Lim Shiya

Personal information
- Full name: Lim Shiya
- Date of birth: June 26, 1986 (age 39)
- Place of birth: Singapore
- Height: 1.68 m (5 ft 6 in)
- Position: Left wing

Team information
- Current team: Arion Women
- Number: 19

Senior career*
- Years: Team / Apps / (Gls)
- 2001–2002: Home United
- 2003–2004: FAS Young Women
- 2005: Home United
- 2006–2008: Arion Women
- 2008–2009: Perth Glory
- 2009–: Arion Women

International career^{‡}
- Singapore

= Lim Shiya =

Singaporean footballer

Lim Shiya (born 26 June 1986) is a Singaporean footballer who formerly played as a midfielder for Australian W-League team Perth Glory and the Singapore women's national football team.

== Club career ==
Lim made her team debut for Home United FC (Women's Team) in the FAS Women's Challenge Cup 2001 at the age of 15 and played for FAS Young Women in 2003 before moving to Arion Women's Football Club, the Singapore's first all-women football club in 2006. A left-footed attacking midfielder who possessed good pace and dribbling skills, Shiya was known for her vision, technique and passing. She was also a regular goal scorer for her club.

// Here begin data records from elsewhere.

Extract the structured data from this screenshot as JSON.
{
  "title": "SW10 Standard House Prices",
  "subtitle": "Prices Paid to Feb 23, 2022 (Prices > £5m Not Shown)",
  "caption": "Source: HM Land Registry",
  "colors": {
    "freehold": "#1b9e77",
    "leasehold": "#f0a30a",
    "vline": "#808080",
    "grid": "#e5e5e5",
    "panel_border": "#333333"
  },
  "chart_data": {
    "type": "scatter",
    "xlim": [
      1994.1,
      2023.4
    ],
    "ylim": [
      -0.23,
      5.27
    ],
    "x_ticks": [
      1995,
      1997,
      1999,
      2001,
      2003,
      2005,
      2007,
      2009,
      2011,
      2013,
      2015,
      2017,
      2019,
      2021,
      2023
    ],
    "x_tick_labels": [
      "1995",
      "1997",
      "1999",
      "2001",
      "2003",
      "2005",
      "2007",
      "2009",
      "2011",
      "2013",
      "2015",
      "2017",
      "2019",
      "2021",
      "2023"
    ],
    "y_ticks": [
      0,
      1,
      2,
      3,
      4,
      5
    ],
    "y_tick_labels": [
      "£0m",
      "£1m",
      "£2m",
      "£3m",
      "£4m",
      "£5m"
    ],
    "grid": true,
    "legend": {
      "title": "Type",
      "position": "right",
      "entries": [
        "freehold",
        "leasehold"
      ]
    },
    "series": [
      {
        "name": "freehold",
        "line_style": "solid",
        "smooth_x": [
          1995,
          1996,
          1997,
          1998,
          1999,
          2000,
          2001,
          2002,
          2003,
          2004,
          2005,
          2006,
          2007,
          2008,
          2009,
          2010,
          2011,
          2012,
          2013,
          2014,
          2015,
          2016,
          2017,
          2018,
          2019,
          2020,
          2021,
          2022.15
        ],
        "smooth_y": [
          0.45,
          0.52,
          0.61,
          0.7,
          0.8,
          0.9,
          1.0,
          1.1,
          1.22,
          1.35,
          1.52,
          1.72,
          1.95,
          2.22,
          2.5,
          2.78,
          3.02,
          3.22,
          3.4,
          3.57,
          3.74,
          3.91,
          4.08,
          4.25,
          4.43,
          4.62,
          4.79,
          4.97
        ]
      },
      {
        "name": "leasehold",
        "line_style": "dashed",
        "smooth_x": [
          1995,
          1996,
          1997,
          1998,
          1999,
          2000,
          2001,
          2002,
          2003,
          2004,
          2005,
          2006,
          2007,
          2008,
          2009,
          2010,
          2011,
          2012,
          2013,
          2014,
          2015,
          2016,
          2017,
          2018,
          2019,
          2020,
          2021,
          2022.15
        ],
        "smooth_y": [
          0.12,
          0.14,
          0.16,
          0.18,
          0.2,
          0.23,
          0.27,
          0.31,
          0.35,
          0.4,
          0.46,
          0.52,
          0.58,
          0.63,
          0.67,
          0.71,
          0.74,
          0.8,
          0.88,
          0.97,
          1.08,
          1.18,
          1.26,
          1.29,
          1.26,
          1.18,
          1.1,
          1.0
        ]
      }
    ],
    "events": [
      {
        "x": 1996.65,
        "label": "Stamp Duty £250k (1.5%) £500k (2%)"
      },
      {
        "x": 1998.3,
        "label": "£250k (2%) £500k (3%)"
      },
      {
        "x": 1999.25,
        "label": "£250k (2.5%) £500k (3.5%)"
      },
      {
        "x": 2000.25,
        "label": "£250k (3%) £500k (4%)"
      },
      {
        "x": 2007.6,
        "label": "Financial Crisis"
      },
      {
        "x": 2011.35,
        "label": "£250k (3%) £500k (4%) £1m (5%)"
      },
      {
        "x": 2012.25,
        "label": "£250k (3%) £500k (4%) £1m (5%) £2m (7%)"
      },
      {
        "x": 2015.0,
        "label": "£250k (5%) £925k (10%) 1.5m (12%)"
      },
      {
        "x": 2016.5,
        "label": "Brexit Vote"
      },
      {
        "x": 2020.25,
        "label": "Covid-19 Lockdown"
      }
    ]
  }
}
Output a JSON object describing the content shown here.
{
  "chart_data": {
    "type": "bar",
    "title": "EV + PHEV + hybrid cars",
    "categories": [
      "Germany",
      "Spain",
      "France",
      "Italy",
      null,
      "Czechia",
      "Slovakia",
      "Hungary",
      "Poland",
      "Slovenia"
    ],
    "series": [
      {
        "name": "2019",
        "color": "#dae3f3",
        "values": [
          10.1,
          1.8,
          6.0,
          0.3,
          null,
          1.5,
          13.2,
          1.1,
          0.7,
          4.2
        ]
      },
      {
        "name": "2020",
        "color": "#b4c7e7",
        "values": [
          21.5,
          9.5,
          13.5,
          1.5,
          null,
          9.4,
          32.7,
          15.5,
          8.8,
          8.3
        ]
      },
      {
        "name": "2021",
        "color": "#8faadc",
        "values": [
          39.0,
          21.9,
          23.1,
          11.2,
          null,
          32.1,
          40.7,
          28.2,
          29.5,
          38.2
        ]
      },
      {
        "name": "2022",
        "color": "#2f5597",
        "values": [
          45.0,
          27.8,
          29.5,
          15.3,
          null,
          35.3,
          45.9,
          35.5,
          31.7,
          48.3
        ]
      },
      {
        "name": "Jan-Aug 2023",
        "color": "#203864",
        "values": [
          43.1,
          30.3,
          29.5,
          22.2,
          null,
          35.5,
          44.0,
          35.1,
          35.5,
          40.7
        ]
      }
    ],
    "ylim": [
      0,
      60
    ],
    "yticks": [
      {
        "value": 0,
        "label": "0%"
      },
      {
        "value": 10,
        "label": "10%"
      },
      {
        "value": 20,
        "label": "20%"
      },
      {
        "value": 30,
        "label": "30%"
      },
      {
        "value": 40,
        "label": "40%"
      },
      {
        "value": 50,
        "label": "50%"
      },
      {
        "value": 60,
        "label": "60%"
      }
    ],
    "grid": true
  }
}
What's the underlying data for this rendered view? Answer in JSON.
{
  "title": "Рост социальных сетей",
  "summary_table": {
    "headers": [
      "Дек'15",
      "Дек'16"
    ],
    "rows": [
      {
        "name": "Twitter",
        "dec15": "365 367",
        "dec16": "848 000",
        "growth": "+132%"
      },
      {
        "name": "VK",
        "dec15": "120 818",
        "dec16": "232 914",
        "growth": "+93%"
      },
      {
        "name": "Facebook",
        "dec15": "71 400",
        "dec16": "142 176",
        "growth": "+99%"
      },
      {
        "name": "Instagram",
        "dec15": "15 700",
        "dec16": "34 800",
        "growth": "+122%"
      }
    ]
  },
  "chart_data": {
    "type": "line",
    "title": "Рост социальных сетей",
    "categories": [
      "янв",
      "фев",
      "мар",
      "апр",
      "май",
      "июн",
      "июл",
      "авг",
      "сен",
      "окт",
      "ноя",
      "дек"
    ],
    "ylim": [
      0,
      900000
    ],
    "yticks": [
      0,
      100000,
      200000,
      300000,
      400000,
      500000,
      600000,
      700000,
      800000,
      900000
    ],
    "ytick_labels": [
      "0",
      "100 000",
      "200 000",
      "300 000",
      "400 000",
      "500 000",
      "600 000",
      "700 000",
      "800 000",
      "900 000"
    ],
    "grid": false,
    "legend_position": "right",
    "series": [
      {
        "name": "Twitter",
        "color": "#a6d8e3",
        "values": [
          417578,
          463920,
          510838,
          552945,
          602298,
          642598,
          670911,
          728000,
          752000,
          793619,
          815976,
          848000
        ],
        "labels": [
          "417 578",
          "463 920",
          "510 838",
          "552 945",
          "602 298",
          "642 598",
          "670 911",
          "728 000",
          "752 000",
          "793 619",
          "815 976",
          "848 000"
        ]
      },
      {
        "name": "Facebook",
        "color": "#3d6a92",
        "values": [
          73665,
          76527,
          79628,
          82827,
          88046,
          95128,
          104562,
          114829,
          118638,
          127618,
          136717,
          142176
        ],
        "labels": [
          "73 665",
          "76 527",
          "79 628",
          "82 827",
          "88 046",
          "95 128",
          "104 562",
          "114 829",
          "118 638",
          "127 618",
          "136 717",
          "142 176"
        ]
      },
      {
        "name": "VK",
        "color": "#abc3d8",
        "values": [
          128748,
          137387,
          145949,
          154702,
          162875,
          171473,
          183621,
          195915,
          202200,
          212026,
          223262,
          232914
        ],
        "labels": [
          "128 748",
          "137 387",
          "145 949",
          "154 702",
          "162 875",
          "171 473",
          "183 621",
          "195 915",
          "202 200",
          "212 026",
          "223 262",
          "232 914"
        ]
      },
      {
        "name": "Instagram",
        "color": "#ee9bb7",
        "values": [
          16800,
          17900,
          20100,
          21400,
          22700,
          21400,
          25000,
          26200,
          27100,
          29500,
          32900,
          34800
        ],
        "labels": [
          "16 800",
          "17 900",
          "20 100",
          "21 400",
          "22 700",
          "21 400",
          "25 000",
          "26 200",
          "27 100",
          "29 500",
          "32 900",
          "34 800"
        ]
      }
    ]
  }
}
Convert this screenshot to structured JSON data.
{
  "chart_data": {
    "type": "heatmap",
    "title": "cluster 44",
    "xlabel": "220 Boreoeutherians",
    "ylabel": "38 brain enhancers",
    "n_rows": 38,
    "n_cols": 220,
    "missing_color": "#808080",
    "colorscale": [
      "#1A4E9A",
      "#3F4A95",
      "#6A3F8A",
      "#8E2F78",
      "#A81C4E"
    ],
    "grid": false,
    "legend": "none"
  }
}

In 2008, Lim joined Australian W-League team Perth Glory and became the first Singaporean woman national footballer to play professionally. She played for Perth Glory till 2009.

== International career ==
Lim made her debut for the Singapore Women's National Team on 18 April 2004, coming off the bench against Hong Kong in the AFC Beijing Olympics Qualifiers 2004 held at Hiroshima Big Arch Stadium in Osaka, Japan.

Lim has represented Singapore in AFC U19 Women's Championship 2004 (China) and 2006 (Jordan), AFF Women's Championship 2004 (Vietnam), FIFA Women's U19 World Cup International Friendly 2004 (Thailand), AFC Beijing Olympics Qualifiers 2004 (Japan) and AFC Women's Asian Cup Qualifiers 2008 (Malaysia).